Si de forma seria y objetiva se analizasen las modificaciones normativas en materia fiscal realizadas en estos tres últimos años, es muy posible que quedásemos sorprendidos; comprobaríamos que la imposición a nivel global ha descendido, o al menos no se ha incrementado al mismo ritmo que los años anteriores. Por primera vez en la historia fiscal española se ha bajado significativamente la tributación del impuesto sobre la renta de las personas físicas y las cotizaciones sociales de los empresarios han descendido sustancialmente durante estos años. A pesar de ello, se intenta difundir muchas veces la idea de que en el último período ha aumentado considerablemente la imposición. Frases como "agobiados por los impuestos", "infierno fiscal", "aplastados por los tributos" y otras del mismo corte apocalíptico forman parte de un discurso al que son muy afines determinadas líneas ideológicas de nuestro país. Es diricil no caer en la tentación de hacerse la siguiente pregunta malintencionada: ¿qué es lo que de verdad molesta? ¿No será que por primera vez hay la voluntad política clara de que las obligaciones fiscales se extiendan a todos por igual? ¿No será que el grado de tributación importa poco a algunos sectores con tal de que se deje abierto el postillo para la evasión? Evasión que, por supuesto, no está por igual al alcance de todos los ciudadanos. Sólo algunos, los que cuentan con más posibilidades, más conocimientos, más asesoramiento, se benefician de ella.
Fraude fiscal
Es cierto que hoy, prácticamente, no es fácil encontrar quien defienda el fraude fiscal. Todos los partidos políticos en teoría lo condenan, pero ¿es así en la práctica?. Cuesta creerlo. Es dificil aceptarlo cuando se aboga por la amnistía fiscal, cuando se critica cualquier modificación normativa que tiene como finalidad dotar de instrumentos jurídicos a la Administración tributaría, cuando se pretende que no existan sanciones o que éstas sean tan pequeñas que pierdan todo efecto disuasorio.

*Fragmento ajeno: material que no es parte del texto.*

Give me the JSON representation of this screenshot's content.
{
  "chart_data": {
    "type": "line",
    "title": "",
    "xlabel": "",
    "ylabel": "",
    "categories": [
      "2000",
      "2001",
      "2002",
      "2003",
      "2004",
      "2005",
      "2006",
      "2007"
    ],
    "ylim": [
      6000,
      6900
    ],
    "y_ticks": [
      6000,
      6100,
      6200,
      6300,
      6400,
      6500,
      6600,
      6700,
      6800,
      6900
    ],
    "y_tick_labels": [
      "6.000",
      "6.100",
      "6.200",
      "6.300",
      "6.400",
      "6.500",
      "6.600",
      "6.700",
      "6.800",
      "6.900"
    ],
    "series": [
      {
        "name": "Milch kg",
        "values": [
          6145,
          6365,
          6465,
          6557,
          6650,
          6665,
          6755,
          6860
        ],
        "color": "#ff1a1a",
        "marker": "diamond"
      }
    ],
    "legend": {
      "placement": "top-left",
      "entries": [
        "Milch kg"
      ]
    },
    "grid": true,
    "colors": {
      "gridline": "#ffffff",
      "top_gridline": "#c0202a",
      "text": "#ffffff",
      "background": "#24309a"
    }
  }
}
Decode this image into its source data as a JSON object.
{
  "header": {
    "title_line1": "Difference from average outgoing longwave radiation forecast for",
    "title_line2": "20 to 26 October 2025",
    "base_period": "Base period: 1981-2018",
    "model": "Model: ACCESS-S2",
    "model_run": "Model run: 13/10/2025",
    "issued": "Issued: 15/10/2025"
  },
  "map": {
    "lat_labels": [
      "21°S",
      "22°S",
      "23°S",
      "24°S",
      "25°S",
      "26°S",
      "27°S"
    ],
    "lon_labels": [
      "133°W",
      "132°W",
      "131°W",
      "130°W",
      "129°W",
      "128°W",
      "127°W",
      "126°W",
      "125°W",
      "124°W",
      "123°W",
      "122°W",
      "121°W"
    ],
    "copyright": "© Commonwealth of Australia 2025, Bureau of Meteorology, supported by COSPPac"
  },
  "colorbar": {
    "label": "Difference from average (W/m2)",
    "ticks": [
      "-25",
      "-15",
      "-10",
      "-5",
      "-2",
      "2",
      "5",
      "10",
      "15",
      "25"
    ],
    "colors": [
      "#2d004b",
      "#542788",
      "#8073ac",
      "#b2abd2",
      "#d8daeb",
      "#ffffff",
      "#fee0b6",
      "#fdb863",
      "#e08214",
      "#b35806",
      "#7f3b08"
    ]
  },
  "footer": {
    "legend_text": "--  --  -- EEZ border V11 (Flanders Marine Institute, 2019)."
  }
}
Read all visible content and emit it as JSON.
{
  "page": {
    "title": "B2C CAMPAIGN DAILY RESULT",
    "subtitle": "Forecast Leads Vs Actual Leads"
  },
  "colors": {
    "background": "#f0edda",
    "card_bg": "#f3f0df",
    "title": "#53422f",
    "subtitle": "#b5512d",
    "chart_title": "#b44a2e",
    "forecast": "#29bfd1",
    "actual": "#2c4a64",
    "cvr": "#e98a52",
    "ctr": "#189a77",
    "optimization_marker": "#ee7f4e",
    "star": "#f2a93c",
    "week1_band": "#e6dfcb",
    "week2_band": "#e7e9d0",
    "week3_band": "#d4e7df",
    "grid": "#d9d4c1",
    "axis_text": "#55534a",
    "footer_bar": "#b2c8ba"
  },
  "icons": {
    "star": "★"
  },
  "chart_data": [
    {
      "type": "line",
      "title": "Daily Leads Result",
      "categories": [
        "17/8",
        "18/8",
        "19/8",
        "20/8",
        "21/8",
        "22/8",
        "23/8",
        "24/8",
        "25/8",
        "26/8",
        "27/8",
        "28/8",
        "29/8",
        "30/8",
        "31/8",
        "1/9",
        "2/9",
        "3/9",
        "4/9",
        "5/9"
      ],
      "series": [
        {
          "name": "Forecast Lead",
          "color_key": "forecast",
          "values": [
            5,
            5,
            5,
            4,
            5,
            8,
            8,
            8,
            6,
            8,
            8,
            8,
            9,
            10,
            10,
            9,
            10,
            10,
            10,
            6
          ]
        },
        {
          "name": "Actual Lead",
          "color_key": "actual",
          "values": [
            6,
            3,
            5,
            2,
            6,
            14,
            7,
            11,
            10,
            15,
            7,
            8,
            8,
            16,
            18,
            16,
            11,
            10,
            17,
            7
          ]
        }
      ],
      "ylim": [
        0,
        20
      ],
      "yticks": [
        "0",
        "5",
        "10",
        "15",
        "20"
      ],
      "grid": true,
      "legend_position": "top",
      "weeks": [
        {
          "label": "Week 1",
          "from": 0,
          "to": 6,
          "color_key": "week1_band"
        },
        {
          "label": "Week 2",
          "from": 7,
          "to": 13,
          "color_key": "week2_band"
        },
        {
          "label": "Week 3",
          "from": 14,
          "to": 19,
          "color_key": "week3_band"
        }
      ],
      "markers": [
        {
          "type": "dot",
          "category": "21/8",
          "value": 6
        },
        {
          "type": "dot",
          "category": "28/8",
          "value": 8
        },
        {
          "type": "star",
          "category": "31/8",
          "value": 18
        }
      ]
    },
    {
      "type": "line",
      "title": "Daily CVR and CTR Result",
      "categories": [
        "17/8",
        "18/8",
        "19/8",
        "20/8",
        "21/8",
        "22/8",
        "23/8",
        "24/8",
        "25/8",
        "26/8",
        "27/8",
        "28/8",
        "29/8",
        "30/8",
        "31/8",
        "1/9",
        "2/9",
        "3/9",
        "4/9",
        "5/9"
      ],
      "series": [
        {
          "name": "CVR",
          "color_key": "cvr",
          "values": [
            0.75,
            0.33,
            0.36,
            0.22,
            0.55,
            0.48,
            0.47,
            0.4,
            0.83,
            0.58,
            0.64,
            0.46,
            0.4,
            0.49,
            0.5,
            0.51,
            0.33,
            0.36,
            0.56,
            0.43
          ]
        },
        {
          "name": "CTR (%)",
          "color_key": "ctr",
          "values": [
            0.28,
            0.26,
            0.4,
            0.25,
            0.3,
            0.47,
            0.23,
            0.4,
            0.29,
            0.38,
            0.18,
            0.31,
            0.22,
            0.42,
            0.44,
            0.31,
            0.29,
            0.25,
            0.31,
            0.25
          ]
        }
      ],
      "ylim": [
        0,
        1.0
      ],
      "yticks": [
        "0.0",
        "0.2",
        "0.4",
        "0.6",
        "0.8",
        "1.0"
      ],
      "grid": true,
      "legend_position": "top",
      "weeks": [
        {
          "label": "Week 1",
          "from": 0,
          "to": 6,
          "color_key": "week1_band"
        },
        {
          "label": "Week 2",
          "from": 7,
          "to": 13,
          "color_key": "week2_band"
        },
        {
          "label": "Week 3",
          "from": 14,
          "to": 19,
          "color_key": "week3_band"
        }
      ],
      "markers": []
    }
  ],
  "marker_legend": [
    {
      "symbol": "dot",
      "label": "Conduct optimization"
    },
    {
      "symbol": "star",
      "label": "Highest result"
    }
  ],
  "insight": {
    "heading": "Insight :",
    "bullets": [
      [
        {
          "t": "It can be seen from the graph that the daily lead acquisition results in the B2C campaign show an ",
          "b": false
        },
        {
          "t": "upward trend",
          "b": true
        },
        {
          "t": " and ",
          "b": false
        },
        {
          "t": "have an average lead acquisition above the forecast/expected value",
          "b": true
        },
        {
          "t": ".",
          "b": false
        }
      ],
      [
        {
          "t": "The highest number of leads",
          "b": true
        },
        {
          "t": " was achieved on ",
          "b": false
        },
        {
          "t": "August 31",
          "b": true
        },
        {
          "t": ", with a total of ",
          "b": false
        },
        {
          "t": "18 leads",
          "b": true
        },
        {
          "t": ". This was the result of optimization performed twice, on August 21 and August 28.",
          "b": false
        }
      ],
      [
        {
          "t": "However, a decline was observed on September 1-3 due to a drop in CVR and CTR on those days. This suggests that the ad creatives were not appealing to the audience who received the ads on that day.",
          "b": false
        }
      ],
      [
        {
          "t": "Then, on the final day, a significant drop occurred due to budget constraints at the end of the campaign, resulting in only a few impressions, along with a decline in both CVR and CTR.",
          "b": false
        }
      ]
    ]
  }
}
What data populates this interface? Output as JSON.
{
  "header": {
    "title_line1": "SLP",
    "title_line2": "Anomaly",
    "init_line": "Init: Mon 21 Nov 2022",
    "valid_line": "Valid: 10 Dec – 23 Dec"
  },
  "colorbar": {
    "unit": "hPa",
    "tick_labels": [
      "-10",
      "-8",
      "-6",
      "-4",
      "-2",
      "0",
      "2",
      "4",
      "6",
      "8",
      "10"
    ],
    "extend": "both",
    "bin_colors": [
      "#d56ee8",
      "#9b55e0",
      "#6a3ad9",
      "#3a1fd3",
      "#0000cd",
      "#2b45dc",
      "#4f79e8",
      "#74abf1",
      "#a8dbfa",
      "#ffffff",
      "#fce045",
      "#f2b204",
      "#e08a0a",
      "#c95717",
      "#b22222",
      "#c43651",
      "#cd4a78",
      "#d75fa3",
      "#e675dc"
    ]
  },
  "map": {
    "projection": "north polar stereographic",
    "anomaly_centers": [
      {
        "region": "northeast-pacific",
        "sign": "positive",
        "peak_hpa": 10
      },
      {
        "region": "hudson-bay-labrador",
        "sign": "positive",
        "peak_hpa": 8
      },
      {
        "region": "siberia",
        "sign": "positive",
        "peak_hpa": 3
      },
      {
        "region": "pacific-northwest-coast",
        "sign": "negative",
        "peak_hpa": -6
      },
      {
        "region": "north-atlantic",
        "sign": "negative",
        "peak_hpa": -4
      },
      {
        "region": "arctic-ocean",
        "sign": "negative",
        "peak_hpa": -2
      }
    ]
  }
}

Pedir que la inspección sea más eficaz, pero propiciar al tiempo una normativa jurídica que la paralice es practicar un fariseísmo político que no se atreve a defender públicamente sus verdaderas intenciones.
Se habla a veces de terrorismo fiscal. No es la Administración tributaria la que lo ha practicado. Otros intereses han sido los encargados de magnificar, exagerar o distorsionar las actuaciones o medidas de la Administración tributaría. Sería bueno analizar los medios, sanciones y actuaciones en materia fiscal que tienen otros países europeos. Durante estos años sólo se ha pretendido que la lucha contra el fraude fiscal no quedase reducida a una bonita frase de intenciones. No es terrorismo intentar una distribución más equitativa de la carga fiscal. Terrorismo es crear un estado indiscriminado de miedo, lograr que se generalice la percepción de amenaza; y ésa puede ser la táctica que quieran emplear aquellos a quienes no les interesa que la lucha contra el fraude continúe. Se pretende hacer creer a la opinión pública que todos están amenazados por Hacienda; pero la mayoría de los ciudadanos sabe muy bien que nada o muy poco tiene que temer de una Administración tributaria más eficaz.
Seamos claros: a algunos les gustaría que la Hacienda pública no fuésemos todos; pero entonces hay que tener la valentía de decirlo ext>lícitarr. nte.